Which player then are the Raiders getting now? Is it the one who recorded 16.5 sacks in 2000, the third highest total for a defensive tackle in NFL history? Or is Oakland getting the player who recorded 18.5 sacks over the last three combined seasons? Well, it's one thing to have one "off" season, maybe "two" but three in a row clearly suggests a pattern. Therefore it's easy to see why the Bucs were indifferent about resigning him despite a career worthy of Hall-of-Fame consideration.
It's also worth noting that defensive Rod Coleman, the same player the Raiders let leave via free agency, has recorded 22.5 sacks over the same amount of time. Coleman signed with Atlanta (six years, $20 million) and assuredly would have come cheaper than Sapp.
Sapp, while still better than many at his position, also looked ordinary at times that teams sometimes got away with not double-teaming him.
The Bengals' four-year, $16 million deal was twice the money being discussed among the other suitors, the Chiefs, Giants, Ravens. Oakland also threw an extra $20 million on top of that. Granted, NFL contracts are not guaranteed but the Raiders gave Sapp $7 million to sign, something one would normally do for a franchise player in his prime, not a declining player who is 31 years old.
Keep in mind that the Raiders also signed Ted Washington from New England with John Parrella also coming back. How are the Raiders going to jam three players into two positions? What does this mean for cornerback Charles Woodson, who is a free agent the Raiders tagged as their franchise player? Especially, since Woodson has been requesting a king's ransom like the one Sapp received.
There's another factor as well. Sapp brings baggage in terms of being outspoken and at times controversial. Those were two qualities the locker-room reeked of under now deposed head coach Bill Callahan. New head coach Norv Turner's job about cleaning that up will not get any easier. Sapp has been known for his outbursts, disagreements with teammates and on-field antics.

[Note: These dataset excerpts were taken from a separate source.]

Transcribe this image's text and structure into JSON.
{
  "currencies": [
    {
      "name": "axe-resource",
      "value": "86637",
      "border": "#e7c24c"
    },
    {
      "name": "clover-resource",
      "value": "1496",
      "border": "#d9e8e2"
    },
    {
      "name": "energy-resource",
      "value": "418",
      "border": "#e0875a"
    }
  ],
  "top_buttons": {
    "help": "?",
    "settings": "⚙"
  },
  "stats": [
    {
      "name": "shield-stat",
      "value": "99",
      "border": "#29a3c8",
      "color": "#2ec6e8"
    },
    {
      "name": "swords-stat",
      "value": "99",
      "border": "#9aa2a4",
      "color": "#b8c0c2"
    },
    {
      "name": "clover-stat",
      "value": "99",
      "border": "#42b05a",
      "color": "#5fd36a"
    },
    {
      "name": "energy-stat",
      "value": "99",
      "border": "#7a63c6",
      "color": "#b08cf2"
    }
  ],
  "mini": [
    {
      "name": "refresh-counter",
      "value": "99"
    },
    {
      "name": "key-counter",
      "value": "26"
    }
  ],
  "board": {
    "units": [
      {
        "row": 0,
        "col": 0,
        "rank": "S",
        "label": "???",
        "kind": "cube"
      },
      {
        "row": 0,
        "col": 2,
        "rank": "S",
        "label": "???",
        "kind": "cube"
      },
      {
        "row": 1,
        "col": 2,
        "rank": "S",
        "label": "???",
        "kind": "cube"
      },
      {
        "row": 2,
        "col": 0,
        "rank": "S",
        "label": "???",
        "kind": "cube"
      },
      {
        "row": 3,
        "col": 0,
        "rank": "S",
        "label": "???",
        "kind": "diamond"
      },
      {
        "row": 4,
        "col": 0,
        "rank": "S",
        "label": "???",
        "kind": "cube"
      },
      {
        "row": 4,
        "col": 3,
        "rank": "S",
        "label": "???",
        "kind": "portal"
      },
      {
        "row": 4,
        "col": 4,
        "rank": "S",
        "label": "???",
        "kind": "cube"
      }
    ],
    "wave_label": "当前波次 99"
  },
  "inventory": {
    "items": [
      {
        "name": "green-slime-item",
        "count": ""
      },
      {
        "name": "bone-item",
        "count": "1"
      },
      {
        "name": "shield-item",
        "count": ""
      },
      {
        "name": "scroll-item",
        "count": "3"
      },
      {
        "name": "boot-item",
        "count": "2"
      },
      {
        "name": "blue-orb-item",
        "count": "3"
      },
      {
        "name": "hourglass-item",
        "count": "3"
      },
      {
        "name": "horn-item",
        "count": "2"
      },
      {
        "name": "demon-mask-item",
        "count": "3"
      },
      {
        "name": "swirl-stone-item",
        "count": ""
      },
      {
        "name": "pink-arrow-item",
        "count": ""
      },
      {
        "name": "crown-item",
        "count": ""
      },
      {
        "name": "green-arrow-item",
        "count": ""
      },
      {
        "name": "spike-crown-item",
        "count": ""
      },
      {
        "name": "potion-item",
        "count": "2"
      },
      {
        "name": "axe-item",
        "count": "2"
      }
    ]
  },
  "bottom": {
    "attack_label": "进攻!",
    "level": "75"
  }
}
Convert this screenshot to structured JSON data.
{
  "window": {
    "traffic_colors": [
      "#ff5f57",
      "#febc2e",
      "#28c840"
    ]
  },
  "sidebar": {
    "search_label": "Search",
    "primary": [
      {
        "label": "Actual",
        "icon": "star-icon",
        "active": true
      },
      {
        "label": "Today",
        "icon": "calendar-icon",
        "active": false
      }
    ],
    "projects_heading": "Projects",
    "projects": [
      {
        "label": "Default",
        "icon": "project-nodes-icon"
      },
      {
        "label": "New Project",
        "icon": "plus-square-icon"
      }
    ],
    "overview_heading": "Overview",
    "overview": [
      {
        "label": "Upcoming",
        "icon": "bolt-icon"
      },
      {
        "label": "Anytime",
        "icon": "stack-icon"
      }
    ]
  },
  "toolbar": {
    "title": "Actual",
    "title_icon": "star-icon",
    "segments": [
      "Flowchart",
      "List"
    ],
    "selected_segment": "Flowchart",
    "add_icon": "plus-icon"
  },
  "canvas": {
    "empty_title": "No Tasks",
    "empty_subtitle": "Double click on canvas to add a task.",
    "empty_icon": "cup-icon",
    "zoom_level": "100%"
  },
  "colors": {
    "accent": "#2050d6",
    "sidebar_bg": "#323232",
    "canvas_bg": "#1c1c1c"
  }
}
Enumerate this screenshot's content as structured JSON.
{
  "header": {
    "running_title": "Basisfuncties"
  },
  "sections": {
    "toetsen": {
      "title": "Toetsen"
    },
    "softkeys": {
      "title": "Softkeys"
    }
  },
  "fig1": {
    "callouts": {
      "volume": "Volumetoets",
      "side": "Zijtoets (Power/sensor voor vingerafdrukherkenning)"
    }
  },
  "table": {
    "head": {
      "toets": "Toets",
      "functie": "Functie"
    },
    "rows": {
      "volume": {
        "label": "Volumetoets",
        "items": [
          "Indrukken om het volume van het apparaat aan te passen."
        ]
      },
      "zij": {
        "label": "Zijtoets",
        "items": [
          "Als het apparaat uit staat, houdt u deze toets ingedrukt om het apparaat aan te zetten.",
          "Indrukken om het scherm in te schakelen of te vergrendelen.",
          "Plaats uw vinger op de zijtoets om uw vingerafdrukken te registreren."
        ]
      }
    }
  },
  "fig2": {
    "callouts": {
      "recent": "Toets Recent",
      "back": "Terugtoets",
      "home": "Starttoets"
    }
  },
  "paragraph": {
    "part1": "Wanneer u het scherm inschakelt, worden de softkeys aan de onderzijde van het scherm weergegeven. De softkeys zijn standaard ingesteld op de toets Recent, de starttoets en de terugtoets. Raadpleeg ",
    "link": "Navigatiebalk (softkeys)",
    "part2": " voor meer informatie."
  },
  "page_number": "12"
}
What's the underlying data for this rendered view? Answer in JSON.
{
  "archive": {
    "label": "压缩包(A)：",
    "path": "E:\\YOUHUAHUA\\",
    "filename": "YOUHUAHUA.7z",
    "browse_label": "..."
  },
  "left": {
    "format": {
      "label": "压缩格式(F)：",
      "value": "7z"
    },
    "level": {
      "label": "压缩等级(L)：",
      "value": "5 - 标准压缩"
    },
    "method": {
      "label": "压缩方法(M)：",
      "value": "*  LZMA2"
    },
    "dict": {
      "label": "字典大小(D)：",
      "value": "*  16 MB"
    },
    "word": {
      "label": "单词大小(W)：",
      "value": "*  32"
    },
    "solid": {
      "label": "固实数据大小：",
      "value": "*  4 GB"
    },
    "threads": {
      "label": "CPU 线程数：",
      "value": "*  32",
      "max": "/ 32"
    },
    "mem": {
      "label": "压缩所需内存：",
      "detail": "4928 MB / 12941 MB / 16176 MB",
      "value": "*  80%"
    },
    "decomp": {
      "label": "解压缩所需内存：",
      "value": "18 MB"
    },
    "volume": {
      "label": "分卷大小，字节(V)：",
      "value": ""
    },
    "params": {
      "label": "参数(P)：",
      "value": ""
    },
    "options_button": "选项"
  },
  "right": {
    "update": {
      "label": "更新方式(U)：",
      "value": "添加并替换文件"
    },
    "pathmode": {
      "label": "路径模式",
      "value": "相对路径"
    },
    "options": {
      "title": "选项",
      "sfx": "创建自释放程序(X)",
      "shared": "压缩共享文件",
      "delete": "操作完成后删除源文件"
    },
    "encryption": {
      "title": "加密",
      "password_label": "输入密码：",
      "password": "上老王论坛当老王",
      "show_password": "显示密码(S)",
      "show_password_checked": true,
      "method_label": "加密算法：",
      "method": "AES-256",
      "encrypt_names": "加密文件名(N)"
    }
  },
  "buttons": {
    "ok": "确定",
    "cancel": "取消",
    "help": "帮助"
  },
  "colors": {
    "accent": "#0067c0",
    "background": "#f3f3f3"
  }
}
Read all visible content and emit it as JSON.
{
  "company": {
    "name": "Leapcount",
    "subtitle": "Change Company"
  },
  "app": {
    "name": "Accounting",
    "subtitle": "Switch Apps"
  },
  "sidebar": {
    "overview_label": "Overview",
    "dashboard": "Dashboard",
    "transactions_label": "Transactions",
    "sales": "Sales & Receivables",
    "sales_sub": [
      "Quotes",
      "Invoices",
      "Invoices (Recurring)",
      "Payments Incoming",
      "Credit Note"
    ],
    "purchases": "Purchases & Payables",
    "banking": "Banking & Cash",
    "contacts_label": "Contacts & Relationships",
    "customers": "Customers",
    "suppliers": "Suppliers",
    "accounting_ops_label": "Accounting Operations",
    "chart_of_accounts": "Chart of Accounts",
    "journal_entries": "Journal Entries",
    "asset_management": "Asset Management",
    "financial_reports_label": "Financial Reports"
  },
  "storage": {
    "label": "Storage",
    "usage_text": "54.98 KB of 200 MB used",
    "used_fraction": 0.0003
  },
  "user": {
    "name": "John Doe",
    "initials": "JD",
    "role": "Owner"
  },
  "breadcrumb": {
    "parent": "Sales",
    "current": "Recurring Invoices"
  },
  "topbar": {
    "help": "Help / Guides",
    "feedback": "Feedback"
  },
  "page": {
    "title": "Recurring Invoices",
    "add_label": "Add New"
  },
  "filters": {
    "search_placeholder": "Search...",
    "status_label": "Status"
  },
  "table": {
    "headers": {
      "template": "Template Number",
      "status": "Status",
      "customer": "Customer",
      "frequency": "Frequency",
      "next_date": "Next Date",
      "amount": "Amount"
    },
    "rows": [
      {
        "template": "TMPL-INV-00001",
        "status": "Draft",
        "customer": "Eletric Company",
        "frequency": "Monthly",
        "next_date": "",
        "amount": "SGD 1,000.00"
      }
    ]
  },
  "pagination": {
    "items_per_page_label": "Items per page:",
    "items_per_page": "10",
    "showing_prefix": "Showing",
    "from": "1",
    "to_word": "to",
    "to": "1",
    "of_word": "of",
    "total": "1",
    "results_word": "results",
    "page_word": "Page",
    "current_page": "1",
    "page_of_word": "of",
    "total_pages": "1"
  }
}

Those things were tolerated when he was an elite player but less so as his play declined. Who knows, maybe Callahan is better off at the University of Nebraska but that's a whole separate argument.
Perhaps this moves has a little "take that" jab at the Bucs. Sapp was one of a few players to woo former Raiders head coach Jon Gruden to Tampa Bay. Sapp then helped the Bucs beat Oakland in the Super Bowl. Former Raiders senior assistant Bruce Allen then joined the Bucs in early January.
If Sapp plays like he did in pre-2001, the Raiders are geniuses. If not, they got him for the wrong reasons.